Tuesday 28 January 2014

Wake-up call over liability insurance

TIM HUNTER

A Supreme Court ruling issued just before Christmas is a wake-up call for businesses with liability insurance, say lawyers.

The ruling had the final say on a long-running issue involving how much directors and officers, or "D and O", insurance cover was available to meet claims against directors of collapsed companies Bridgecorp and Feltex.

Directors had argued that part of the insurance cover, which had a maximum payout limit, was available to pay for the legal costs of their defences against liability claims.

Any successful claim would therefore be paid out of whatever was left from the insurance pot after funding those costs.

On December 23 the Supreme Court decided otherwise. The legal argument related to the Law Reform Act of 1936, which imposed a statutory charge over insurance money indemnifying the insured for damages or compensation payable to third party claimants.

The Supreme Court said the charge meant all the money from the policy was reserved for paying the third party claim, so defence costs would be met only if there was any money left over.

In the Bridgecorp and Feltex cases the amount being claimed by third parties vastly exceeds the policy limits (Bridgecorp directors were covered by a $20m "D and O" policy but faced claims of more than $340m), so the directors affected can no longer rely on the insurance to cover their defence, although the court left open the question of whether insurers could refuse to pay defence costs where there was a risk a successful claim would breach policy limits.

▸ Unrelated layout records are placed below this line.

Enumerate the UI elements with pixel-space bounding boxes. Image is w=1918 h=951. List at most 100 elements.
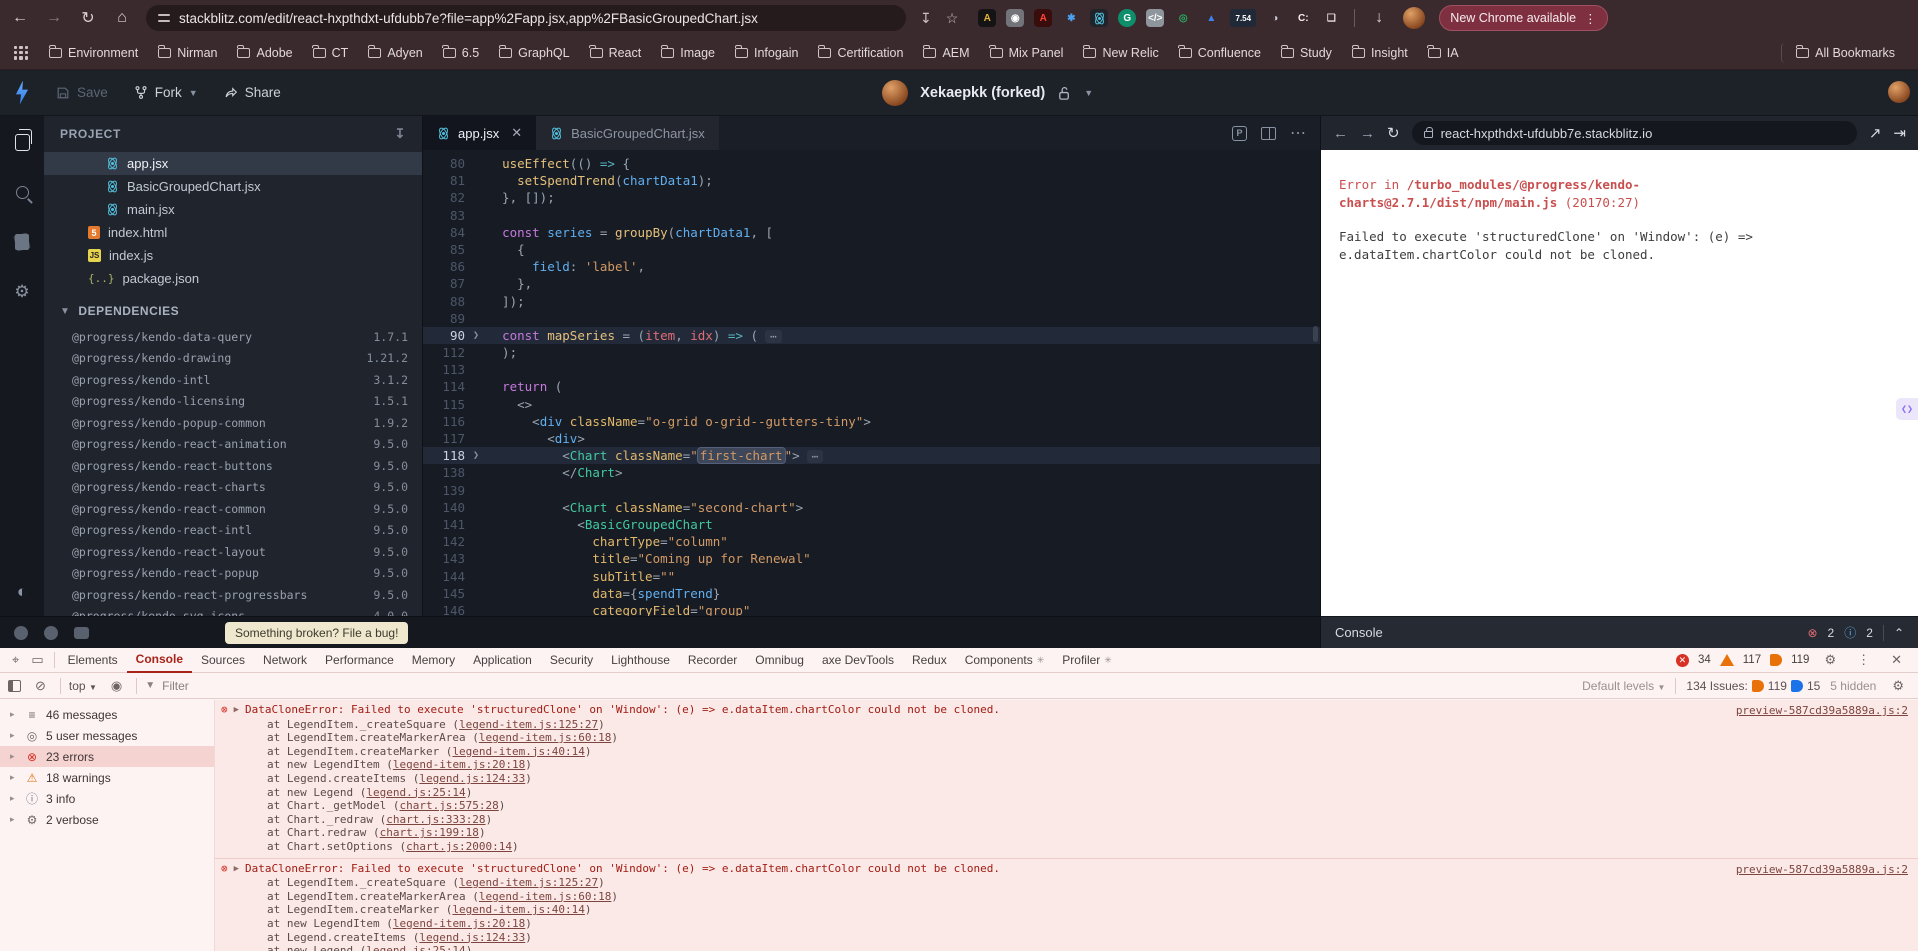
folded-code-icon[interactable]: ⋯: [765, 330, 782, 343]
bookmark-star-icon[interactable]: ☆: [946, 10, 959, 27]
bookmark-folder[interactable]: AEM: [914, 43, 978, 63]
bookmark-folder[interactable]: Mix Panel: [981, 43, 1073, 63]
console-filter-error[interactable]: ▸⊗23 errors: [0, 746, 214, 767]
code-line[interactable]: 113: [423, 361, 1320, 378]
twitter-icon[interactable]: [14, 626, 28, 640]
code-line[interactable]: 116 <div className="o-grid o-grid--gutte…: [423, 413, 1320, 430]
bookmark-folder[interactable]: CT: [304, 43, 358, 63]
devtools-tab-profiler[interactable]: Profiler✳: [1053, 648, 1121, 673]
devtools-kebab-icon[interactable]: ⋮: [1857, 652, 1870, 668]
browser-avatar[interactable]: [1403, 7, 1425, 29]
error-message-row[interactable]: ⊗▶DataCloneError: Failed to execute 'str…: [221, 862, 1910, 877]
bookmark-folder[interactable]: IA: [1419, 43, 1468, 63]
expand-caret-icon[interactable]: ▸: [10, 730, 18, 741]
dependency-item[interactable]: @progress/kendo-react-progressbars9.5.0: [44, 584, 422, 606]
bookmark-folder[interactable]: Study: [1272, 43, 1341, 63]
devtools-close-icon[interactable]: ✕: [1891, 652, 1902, 668]
all-bookmarks-button[interactable]: All Bookmarks: [1781, 43, 1904, 63]
expand-caret-icon[interactable]: ▸: [10, 751, 18, 762]
stack-frame-link[interactable]: legend-item.js:40:14: [452, 745, 584, 758]
forward-icon[interactable]: →: [44, 9, 64, 27]
bookmark-folder[interactable]: Nirman: [149, 43, 226, 63]
user-avatar[interactable]: [1888, 81, 1910, 103]
warning-count-icon[interactable]: [1720, 654, 1734, 666]
file-a-bug-tooltip[interactable]: Something broken? File a bug!: [225, 622, 408, 644]
stack-frame-link[interactable]: chart.js:2000:14: [406, 840, 512, 853]
preview-back-icon[interactable]: ←: [1333, 125, 1348, 142]
dependency-item[interactable]: @progress/kendo-react-animation9.5.0: [44, 434, 422, 456]
target-ext-icon[interactable]: ◎: [1174, 9, 1192, 27]
home-icon[interactable]: ⌂: [112, 9, 132, 27]
stack-frame-link[interactable]: legend-item.js:20:18: [393, 917, 525, 930]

A spokesman for insurer QBE, which provided the Bridgecorp policy, declined to comment on whether it would fund the defence, citing continuing legal proceedings.

Law firm Chapman Tripp, which was on the losing side in the Supreme Court, having represented insurer AIG in the Feltex case, has advised businesses to review their insurance policies in light of the judgment. In a note published on Monday the firm said businesses should not assume the ruling affected only directors and officers liability insurance.

"It also affects professional indemnity policies (covering professional negligence), prospectus liability, employers' liability, statutory liability and general or public liability, and may extend to prevent advancement of defence costs in any prosecutions which could result in a reparations award for the victim (eg for a workplace accident)."

The ruling should particularly concern firms with low insurance limits and those with tiered insurance arrangements - "if the first layer is relatively low, a serious claim could lock up defence costs, forcing the insured to go cap-in-hand to excess layers, which may or may not respond". The firm advised businesses to consult their brokers or insurance company and check that their insurance would provide the required cover.



 

Murray Tingey of law firm Bell Gully, who successfully represented Bridgecorp's receivers in the case, said many businesses had already reviewed their policies after the High Court ruled on the case in 2011, but there was a straightforward solution available for those yet to do so.

"A lot of insurers and insureds changed their policies back then," he said. Generally they've entered into two policies or had two sums available. So before you'd have an amount that would cover both, but to avoid this issue, if you have, say, a $20m policy you might have a separate $5m policy covering defence costs, which means if there was a charge against the $20m on the policy, you can still draw on the defence costs because that money can never go to the claimant."

While the issue would not be a concern if a policy limit was large enough to cover both the claim and the defence costs, the key detail businesses should check is whether their policy was a single sum covering both risks, or had separate cover for defence costs.

Insurers did not like the ruling because it placed them in an awkward financial position, said Tingey.

"On the Bridgecorp case the insurers may have to pay the claim, but now they have to face a decision on whether to fund the directors' defence, because the directors can't afford it," he said.

"If you're a defendant to a claim normally you've got to choose whether to spend money defending your case. If you've got a good defence, you'd choose to spend money. If the claim is strong and you think you're going to lose, you may not think it's worth spending money defending and you'll settle it."

The Supreme Court's ruling said: "[A]llowing defence costs to diminish the sum available to third parties is tantamount to requiring third party claimants to fund an unsuccessful defence, which would normally not occur under ordinary court cost rules."